The person concerned was notified of this revised decision on 22 September 2020, together with the reasons for the decision and their right, if dissatisfied with the decision, to request a review, or to appeal the decision to the independent Social Welfare Appeals Office.

I hope this clarifies the position for the Deputy.

Question No. 547 answered with Question No. 523.

Invalidity Pension

Questions (548)

Kieran O'Donnell

Question:

548. Deputy Kieran O'Donnell asked the Minister for Social Protection if she will address a matter regarding the case of a person (details supplied); and if she will make a statement on the matter. [26502/20]

View answer

Written answers

Invalidity pension (IP) is a payment for people who are permanently incapable of work because of illness or incapacity and for no other reason and who satisfy the pay related social insurance (PRSI) contribution conditions.

The department received a claim for IP for this gentleman on 18 May 2020.  The claim was refused on the grounds that the medical conditions for the scheme were not satisfied. He was notified on 27 July 2020 of this decision, the reasons for it and of his right of review and appeal.

The gentleman concerned subsequently requested a review and lodged an appeal of the decision to the independent Social Welfare Appeals Office (SWAO) and submitted further medical evidence in support of his claim.

Following a review of all the information available it was decided that there was no change to the original decision and he was notified on 25 September 2020 of the outcome of the review.

A submission is being prepared by the department and will forwarded to the SWAO for determination.  The SWAO will be in touch with him directly in due course in relation to the progress of his appeal.

I hope this clarifies the position for the Deputy.

Covid-19 Pandemic Unemployment Payment

Questions (549)

Alan Dillon

Question:

549. Deputy Alan Dillon asked the Minister for Social Protection if a redundancy waiver or similar intervention will be reintroduced for the duration of the Covid-19 pandemic unemployment in view of the fact they are not in a position to pay redundancies to their staff with zero income; and if she will make a statement on the matter. [26535/20]

View answer

Written answers

In March 2020 the Government introduced an emergency amendment to the Redundancy Payments Act 1967 in order to ensure the future viability of businesses and help prevent permanent job losses.  As a result of Covid-19 there have been immediate and unprecedented volumes of temporary lay-off and short time work situations.  Under the existing provisions these lay-off and short-time situations could result in significant redundancy claims on employers in a very short period of time.  Employers are obliged to pay redundancy entitlements to employees who have been temporarily laid off or placed on short-time work after a period of time.

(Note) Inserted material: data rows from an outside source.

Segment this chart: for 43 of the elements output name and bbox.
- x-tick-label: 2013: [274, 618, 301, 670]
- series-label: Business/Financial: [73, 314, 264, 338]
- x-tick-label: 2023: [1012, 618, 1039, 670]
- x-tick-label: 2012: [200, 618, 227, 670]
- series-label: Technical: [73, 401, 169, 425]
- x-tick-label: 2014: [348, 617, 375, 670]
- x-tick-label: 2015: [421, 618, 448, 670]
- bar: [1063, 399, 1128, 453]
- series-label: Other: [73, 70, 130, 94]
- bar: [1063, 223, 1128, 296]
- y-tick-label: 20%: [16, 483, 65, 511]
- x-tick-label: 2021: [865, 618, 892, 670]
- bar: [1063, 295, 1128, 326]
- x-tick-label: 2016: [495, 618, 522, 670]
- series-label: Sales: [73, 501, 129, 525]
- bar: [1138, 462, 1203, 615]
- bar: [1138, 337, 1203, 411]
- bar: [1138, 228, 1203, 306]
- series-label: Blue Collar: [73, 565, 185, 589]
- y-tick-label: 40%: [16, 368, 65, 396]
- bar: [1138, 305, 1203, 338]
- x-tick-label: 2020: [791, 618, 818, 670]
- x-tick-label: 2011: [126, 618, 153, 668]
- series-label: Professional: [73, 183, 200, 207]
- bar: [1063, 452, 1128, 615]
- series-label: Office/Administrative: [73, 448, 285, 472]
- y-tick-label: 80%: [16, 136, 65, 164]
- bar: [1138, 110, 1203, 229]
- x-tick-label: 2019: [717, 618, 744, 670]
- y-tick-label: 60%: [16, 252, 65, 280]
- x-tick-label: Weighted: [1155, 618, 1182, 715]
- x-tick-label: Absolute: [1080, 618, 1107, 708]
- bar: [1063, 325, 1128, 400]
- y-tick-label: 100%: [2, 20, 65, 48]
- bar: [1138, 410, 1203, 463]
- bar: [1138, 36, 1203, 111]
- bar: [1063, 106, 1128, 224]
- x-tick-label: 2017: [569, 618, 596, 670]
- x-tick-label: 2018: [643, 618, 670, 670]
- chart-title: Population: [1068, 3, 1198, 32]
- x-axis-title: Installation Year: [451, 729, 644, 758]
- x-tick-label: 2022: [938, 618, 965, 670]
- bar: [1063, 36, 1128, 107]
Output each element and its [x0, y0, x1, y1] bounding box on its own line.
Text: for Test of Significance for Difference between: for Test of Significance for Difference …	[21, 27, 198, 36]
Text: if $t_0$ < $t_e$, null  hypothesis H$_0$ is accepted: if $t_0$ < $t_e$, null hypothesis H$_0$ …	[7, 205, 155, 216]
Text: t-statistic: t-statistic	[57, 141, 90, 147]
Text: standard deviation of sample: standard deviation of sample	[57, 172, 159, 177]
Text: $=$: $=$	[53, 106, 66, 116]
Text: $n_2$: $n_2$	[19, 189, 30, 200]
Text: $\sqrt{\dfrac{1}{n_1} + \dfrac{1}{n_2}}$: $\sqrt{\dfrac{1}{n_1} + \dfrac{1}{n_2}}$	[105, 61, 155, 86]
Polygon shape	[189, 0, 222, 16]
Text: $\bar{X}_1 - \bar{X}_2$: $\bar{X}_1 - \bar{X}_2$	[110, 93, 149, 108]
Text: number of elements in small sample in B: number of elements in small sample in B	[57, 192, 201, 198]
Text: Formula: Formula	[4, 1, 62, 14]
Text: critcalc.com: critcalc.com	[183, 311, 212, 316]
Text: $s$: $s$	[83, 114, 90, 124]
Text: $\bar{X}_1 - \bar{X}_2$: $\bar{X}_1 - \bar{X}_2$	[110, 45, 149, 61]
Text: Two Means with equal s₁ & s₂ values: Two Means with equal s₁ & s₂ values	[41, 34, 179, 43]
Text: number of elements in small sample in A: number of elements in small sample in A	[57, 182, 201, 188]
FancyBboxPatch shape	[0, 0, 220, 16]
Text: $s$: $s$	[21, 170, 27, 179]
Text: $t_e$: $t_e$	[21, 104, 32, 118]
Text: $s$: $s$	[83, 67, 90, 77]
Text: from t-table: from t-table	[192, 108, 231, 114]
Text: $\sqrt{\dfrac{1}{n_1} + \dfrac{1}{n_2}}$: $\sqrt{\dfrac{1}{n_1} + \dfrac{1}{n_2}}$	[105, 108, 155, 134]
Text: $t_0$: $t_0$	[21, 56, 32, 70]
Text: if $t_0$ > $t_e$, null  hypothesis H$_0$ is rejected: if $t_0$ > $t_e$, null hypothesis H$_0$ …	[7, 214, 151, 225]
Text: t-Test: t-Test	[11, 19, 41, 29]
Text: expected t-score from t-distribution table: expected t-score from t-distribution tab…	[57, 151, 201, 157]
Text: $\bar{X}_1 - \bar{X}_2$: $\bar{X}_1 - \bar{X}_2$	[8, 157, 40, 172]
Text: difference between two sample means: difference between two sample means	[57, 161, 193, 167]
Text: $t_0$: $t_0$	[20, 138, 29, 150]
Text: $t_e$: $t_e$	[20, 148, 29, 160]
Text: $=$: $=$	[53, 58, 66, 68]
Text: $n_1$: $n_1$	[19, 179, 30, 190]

The emergency measure effectively suspends these provisions where the lay-off or short time work arose as a result of Covid-19 during the emergency period.  In light of the on-going emergency situation, the Government decided to further extend the temporary suspension until 30th November 2020 in order to support businesses in continuing to recover and re-open and plan their future staffing requirements.

Other than this important intervention, there are no plans to introduce any other changes to redundancy law.  Other existing redundancy provisions remain unchanged and in force and employee protections such as notice periods for redundancy and the payment of a redundancy lump-sum still apply.

In situations where an employer is making employees redundant but their business cannot bear the cost of redundancy payments at the moment due to immediate trading difficulties, there is provision for the Department to pay the employees their statutory entitlement on behalf of the employer from the Social Insurance Fund. When such a redundancy payment is made from the Fund, a debt is raised against the employer.  The Department will engage with employers on a case by case basis to recover the debt on a mutually-agreed, phased basis, repaying by instalment, as appropriate.